Kraków. MPK obcina kursy autobusów, powodem brak kierowców. "Tutaj jest horror komunikacyjny"

Wraz z początkiem roku szkolnego, część autobusów miejskich nie wyjedzie na ulice w Krakowie. Niektóre z nich będą miały skrócone trasy oraz ograniczoną częstotliwość. Jest to odpowiedź Miejskiego Przedsiębiorstwa Komunikacyjnego na braki kadrowe oraz problemy z punktualnością.

Od września w Krakowie zmniejszy się liczba kursujących autobusów. Zarząd Transportu Publicznego w Krakowie informuje, że zmiany rozpoczną się po wakacjach. "Wprowadzamy zmiany w miejskiej komunikacji autobusowej, będące z jednej strony odpowiedzią na liczne postulaty mieszkańców, a z drugiej wynikają z braku dostępności kierowców u naszego operatora MPK, co z kolei przekłada się na mniejszą liczbę autobusów kierowanych do ruchu" - przekazuje "Gazeta Krakowska".

Więcej podobnych informacji znajdziesz na stronie głównej Gazeta.pl.

Zobacz wideo Jakie są największe bolączki transportu publicznego w Polsce?

Kraków. Brakuje kierowców, linie autobusowe są likwidowane

Władze miasta przekonują, że podobne problemy dotyczą również innych miast w Polsce. - Jest to spowodowane odejściem kierowców do innych sektorów typu logistyka - przekazuje Łukasz Franek, dyrektor Zarządu Transportu Publicznego Krakowa, cytowany przez "Gazetę Krakowską". - Nie ma prawdy w sformułowaniach o wielkich, szokujących cięciach, aczkolwiek potwierdzam, że mamy zgłoszoną przez MPK możliwość wykonywania kursów o 25 autobusów mniej niż w czerwcu. Jest to związane z sytuacją kadrową na rynku i faktycznie kierowców brakuje wszędzie. Jeśli poprawi się sytuacja kadrowa, to te częstotliwości zostaną zwiększone - dodaje.

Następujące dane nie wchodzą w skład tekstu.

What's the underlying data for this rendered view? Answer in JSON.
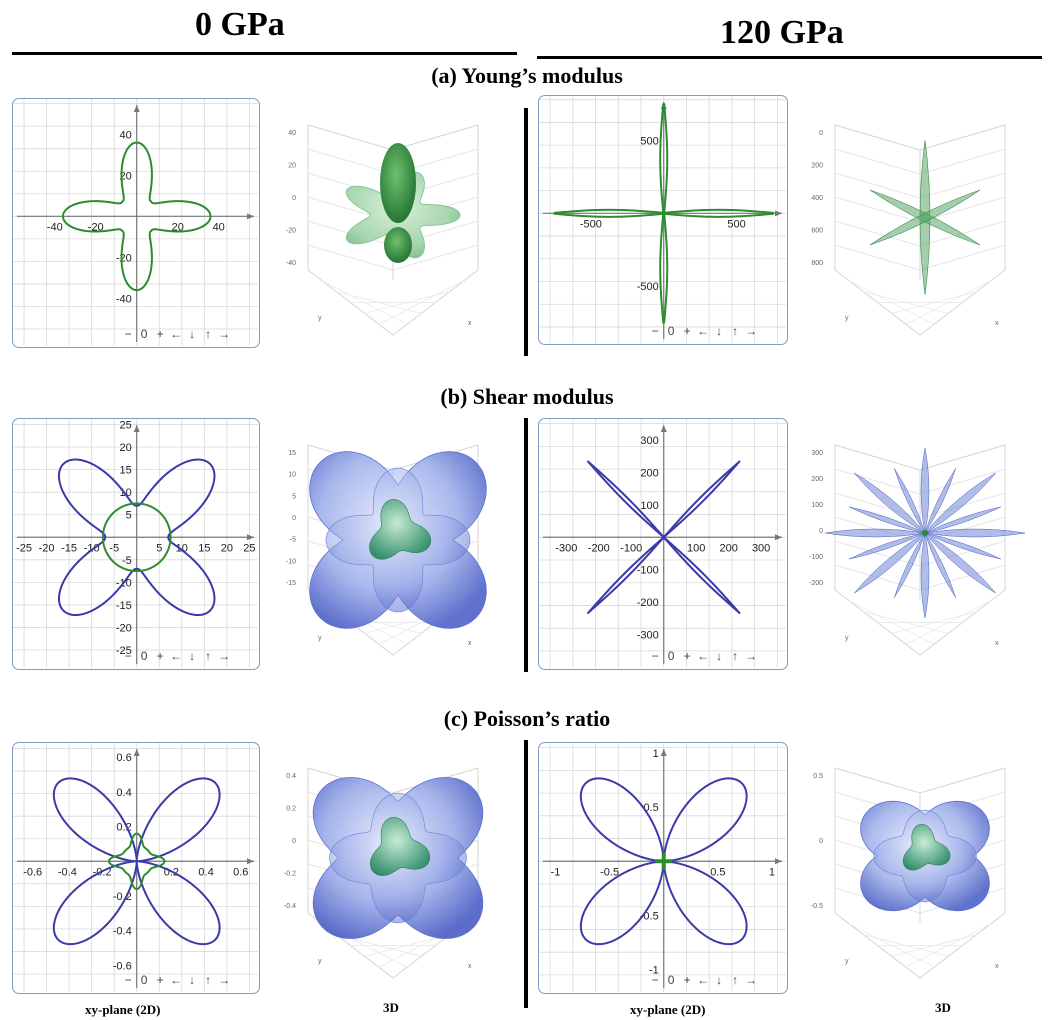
{
  "columns": [
    {
      "label": "0 GPa"
    },
    {
      "label": "120 GPa"
    }
  ],
  "rows": [
    {
      "label": "(a) Young’s modulus"
    },
    {
      "label": "(b) Shear modulus"
    },
    {
      "label": "(c) Poisson’s ratio"
    }
  ],
  "footer": {
    "left_2d": "xy-plane (2D)",
    "left_3d": "3D",
    "right_2d": "xy-plane (2D)",
    "right_3d": "3D"
  },
  "plot_controls": [
    "−",
    "0",
    "+",
    "←",
    "↓",
    "↑",
    "→"
  ],
  "colors": {
    "green": "#2e8b2e",
    "blue": "#3a3aa8",
    "panel_border": "#7f9cc4",
    "grid": "#d9d9d9",
    "surface_green": "#5aa56a",
    "surface_blue": "#6f86d6"
  },
  "chart_data": [
    {
      "type": "line",
      "name": "young-0gpa-2d",
      "row": "(a)",
      "pressure": "0 GPa",
      "shape": "rosette",
      "a": 10,
      "b": 36,
      "ticks": [
        -40,
        -20,
        20,
        40
      ],
      "range": [
        -55,
        55
      ],
      "series": [
        {
          "color": "green",
          "kind": "rosette"
        }
      ]
    },
    {
      "type": "line",
      "name": "young-120gpa-2d",
      "row": "(a)",
      "pressure": "120 GPa",
      "shape": "spike",
      "spike_max": 750,
      "range": [
        -780,
        780
      ],
      "ticks": [
        -500,
        500
      ],
      "series": [
        {
          "color": "green",
          "kind": "spike"
        }
      ]
    },
    {
      "type": "line",
      "name": "shear-0gpa-2d",
      "row": "(b)",
      "pressure": "0 GPa",
      "range": [
        -25,
        25
      ],
      "ticks": [
        -25,
        -20,
        -15,
        -10,
        -5,
        5,
        10,
        15,
        20,
        25
      ],
      "series": [
        {
          "color": "blue",
          "kind": "clover",
          "r_max": 23,
          "r_min": 7
        },
        {
          "color": "green",
          "kind": "circle",
          "r": 7.5
        }
      ]
    },
    {
      "type": "line",
      "name": "shear-120gpa-2d",
      "row": "(b)",
      "pressure": "120 GPa",
      "range": [
        -350,
        350
      ],
      "ticks": [
        -300,
        -200,
        -100,
        100,
        200,
        300
      ],
      "series": [
        {
          "color": "blue",
          "kind": "diag-spike",
          "r_max": 330
        }
      ]
    },
    {
      "type": "line",
      "name": "poisson-0gpa-2d",
      "row": "(c)",
      "pressure": "0 GPa",
      "range": [
        -0.65,
        0.65
      ],
      "ticks": [
        -0.6,
        -0.4,
        -0.2,
        0.2,
        0.4,
        0.6
      ],
      "series": [
        {
          "color": "blue",
          "kind": "diag-lobe",
          "r_max": 0.64
        },
        {
          "color": "green",
          "kind": "small-rosette",
          "a": 0.09,
          "b": 0.07
        }
      ]
    },
    {
      "type": "line",
      "name": "poisson-120gpa-2d",
      "row": "(c)",
      "pressure": "120 GPa",
      "range": [
        -1.05,
        1.05
      ],
      "ticks": [
        -1,
        -0.5,
        0.5,
        1
      ],
      "series": [
        {
          "color": "blue",
          "kind": "quad-lobe",
          "r_max": 1.02
        },
        {
          "color": "green",
          "kind": "small-cross",
          "r": 0.08
        }
      ]
    }
  ],
  "axis_3d": {
    "young_0": [
      "40",
      "20",
      "0",
      "-20",
      "-40"
    ],
    "young_120": [
      "0",
      "200",
      "400",
      "600",
      "800"
    ],
    "shear_0": [
      "15",
      "10",
      "5",
      "0",
      "-5",
      "-10",
      "-15"
    ],
    "shear_120": [
      "300",
      "200",
      "100",
      "0",
      "-100",
      "-200"
    ],
    "poisson_0": [
      "0.4",
      "0.2",
      "0",
      "-0.2",
      "-0.4"
    ],
    "poisson_120": [
      "0.5",
      "0",
      "-0.5"
    ]
  }
}
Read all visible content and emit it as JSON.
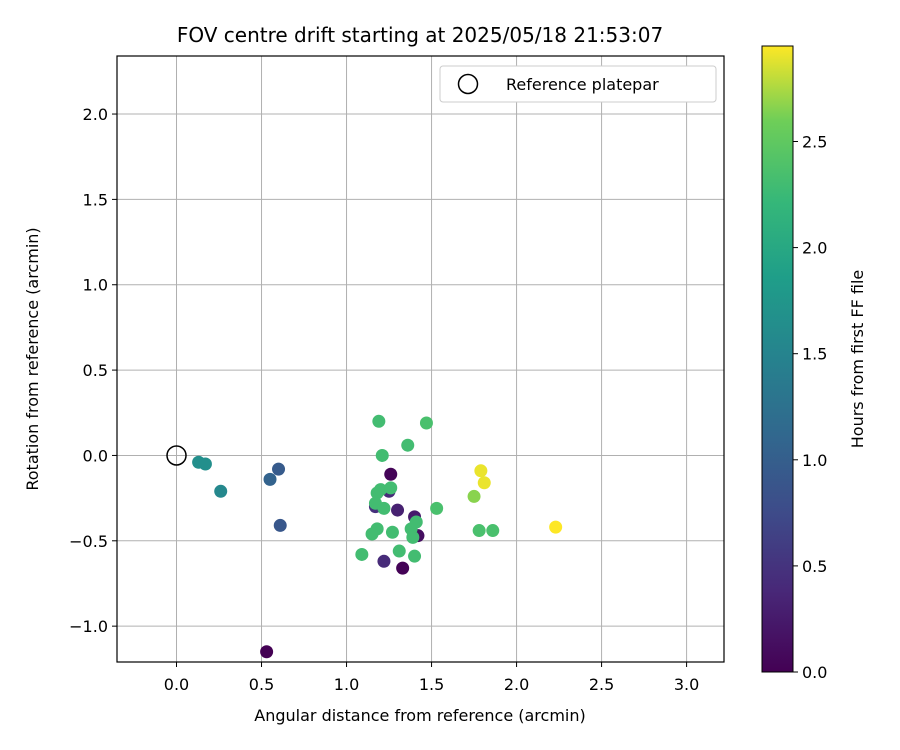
{
  "chart_data": {
    "type": "scatter",
    "title": "FOV centre drift starting at 2025/05/18 21:53:07",
    "xlabel": "Angular distance from reference (arcmin)",
    "ylabel": "Rotation from reference (arcmin)",
    "xlim": [
      -0.35,
      3.22
    ],
    "ylim": [
      -1.21,
      2.34
    ],
    "xticks": [
      0.0,
      0.5,
      1.0,
      1.5,
      2.0,
      2.5,
      3.0
    ],
    "yticks": [
      -1.0,
      -0.5,
      0.0,
      0.5,
      1.0,
      1.5,
      2.0
    ],
    "xtick_labels": [
      "0.0",
      "0.5",
      "1.0",
      "1.5",
      "2.0",
      "2.5",
      "3.0"
    ],
    "ytick_labels": [
      "−1.0",
      "−0.5",
      "0.0",
      "0.5",
      "1.0",
      "1.5",
      "2.0"
    ],
    "grid": true,
    "legend": {
      "position": "top-right",
      "entries": [
        {
          "label": "Reference platepar",
          "marker": "open-circle",
          "x": 0.0,
          "y": 0.0
        }
      ]
    },
    "colorbar": {
      "label": "Hours from first FF file",
      "range": [
        0.0,
        2.95
      ],
      "ticks": [
        0.0,
        0.5,
        1.0,
        1.5,
        2.0,
        2.5
      ],
      "tick_labels": [
        "0.0",
        "0.5",
        "1.0",
        "1.5",
        "2.0",
        "2.5"
      ],
      "colormap": "viridis"
    },
    "points": [
      {
        "x": 0.53,
        "y": -1.15,
        "hours": 0.0
      },
      {
        "x": 1.33,
        "y": -0.66,
        "hours": 0.02
      },
      {
        "x": 1.26,
        "y": -0.11,
        "hours": 0.03
      },
      {
        "x": 1.42,
        "y": -0.47,
        "hours": 0.12
      },
      {
        "x": 1.4,
        "y": -0.36,
        "hours": 0.25
      },
      {
        "x": 1.3,
        "y": -0.32,
        "hours": 0.3
      },
      {
        "x": 1.25,
        "y": -0.21,
        "hours": 0.4
      },
      {
        "x": 1.22,
        "y": -0.62,
        "hours": 0.4
      },
      {
        "x": 1.17,
        "y": -0.3,
        "hours": 0.45
      },
      {
        "x": 0.61,
        "y": -0.41,
        "hours": 0.9
      },
      {
        "x": 0.6,
        "y": -0.08,
        "hours": 0.95
      },
      {
        "x": 0.55,
        "y": -0.14,
        "hours": 1.05
      },
      {
        "x": 0.26,
        "y": -0.21,
        "hours": 1.55
      },
      {
        "x": 0.13,
        "y": -0.04,
        "hours": 1.65
      },
      {
        "x": 0.17,
        "y": -0.05,
        "hours": 1.65
      },
      {
        "x": 1.19,
        "y": 0.2,
        "hours": 2.3
      },
      {
        "x": 1.21,
        "y": 0.0,
        "hours": 2.3
      },
      {
        "x": 1.18,
        "y": -0.22,
        "hours": 2.3
      },
      {
        "x": 1.17,
        "y": -0.28,
        "hours": 2.3
      },
      {
        "x": 1.2,
        "y": -0.2,
        "hours": 2.3
      },
      {
        "x": 1.22,
        "y": -0.31,
        "hours": 2.3
      },
      {
        "x": 1.26,
        "y": -0.19,
        "hours": 2.3
      },
      {
        "x": 1.18,
        "y": -0.43,
        "hours": 2.3
      },
      {
        "x": 1.15,
        "y": -0.46,
        "hours": 2.3
      },
      {
        "x": 1.09,
        "y": -0.58,
        "hours": 2.3
      },
      {
        "x": 1.27,
        "y": -0.45,
        "hours": 2.3
      },
      {
        "x": 1.31,
        "y": -0.56,
        "hours": 2.3
      },
      {
        "x": 1.36,
        "y": 0.06,
        "hours": 2.3
      },
      {
        "x": 1.38,
        "y": -0.43,
        "hours": 2.3
      },
      {
        "x": 1.39,
        "y": -0.48,
        "hours": 2.3
      },
      {
        "x": 1.4,
        "y": -0.59,
        "hours": 2.3
      },
      {
        "x": 1.41,
        "y": -0.39,
        "hours": 2.3
      },
      {
        "x": 1.47,
        "y": 0.19,
        "hours": 2.35
      },
      {
        "x": 1.53,
        "y": -0.31,
        "hours": 2.35
      },
      {
        "x": 1.78,
        "y": -0.44,
        "hours": 2.35
      },
      {
        "x": 1.86,
        "y": -0.44,
        "hours": 2.35
      },
      {
        "x": 1.75,
        "y": -0.24,
        "hours": 2.65
      },
      {
        "x": 1.79,
        "y": -0.09,
        "hours": 2.9
      },
      {
        "x": 1.81,
        "y": -0.16,
        "hours": 2.9
      },
      {
        "x": 2.23,
        "y": -0.42,
        "hours": 2.95
      }
    ]
  }
}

Zapowiadane zmiany odczują najbardziej pasażerowie komunikacji miejskiej. Od września zlikwidowane zostaną linie 148, 183 i 451. Trasy autobusy linii: 125, 142, 151, 163, 193 zostaną z kolei skrócone. Cięcia częstotliwości przejazdu obejmą linie: 105/405, 121, 123, 124/424, 156, 194. W weekendy autobusy niektórych nie będą już kursować z częstotliwością co 20 minut. Co pół godziny będą jednak odjeżdżać linie: 105, 405, 106, 136, 129, 138, 139, 144, 152, 159, 164, 168, 169, 469, 172, 173, 179, 182, 184, 189, 192, 194, 501, 502, 503, 511 (kursy sobotnie).

Kraków. Mieszkańcy chcieli zmian w kursowaniu autobusów? "Tutaj jest horror komunikacyjny"

Sebastian Kowal, rzecznik Zarządu Transportu Publicznego w Krakowie, tłumaczy m.in., że mieszkańcy osiedla Złocień kierowali wnioski o skrócenie linii nr 125 do Małego Płaszowa z powodu braku punktualności. Miała też zostać poprawiona częstotliwość jej kursowania. - Nowe linie nr 125 i 425 odjeżdżając naprzemiennie co 10 minut, zapewnią dojazd do pętli tramwajowej. W zamian za dotychczasową linę na odcinku od Małego Płaszowa do Dąbia i dalej w rejonie ul. Dobrego Pasterza będzie ze zwiększoną częstotliwością kursować linia nr 128 - przekazuje rzecznik, cytowany przez "Gazetę Wyborczą".

Mieszkańcy osiedla są jednak zaniepokojeni. "Gdy zaczyna się rok szkolny, tutaj jest horror komunikacyjny! Te dodatkowe zmiany oznaczają dla mieszkańców odcięcie od świata" - pisze jedna z czytelniczek "Gazety Krakowskiej".

"To, co teraz robi MPK Kraków z kursami autobusów, jest skandalem! Jak można oczekiwać od ludzi, by zaczęli korzystać z komunikacji miejskiej, skoro od września 2022 nie będzie dojeżdżać tam, gdzie dotychczas?!" - pisze natomiast jedna z użytkowniczek Twittera, podkreślając, że decyzja MPK może sprawić, że ludzie wrócą do korzystania z samochodów.

Podobnego zdania jest Daria Gosek-Popiołek z partii Razem. "Z jednej strony mieszkańcy namawiani są na rezygnację z samochodów na rzecz zbirokomu. Z drugiej uniemożliwia im się to takimi skandalicznymi decyzjami" - pisze w mediach społecznościowych, zapewniając interwencję.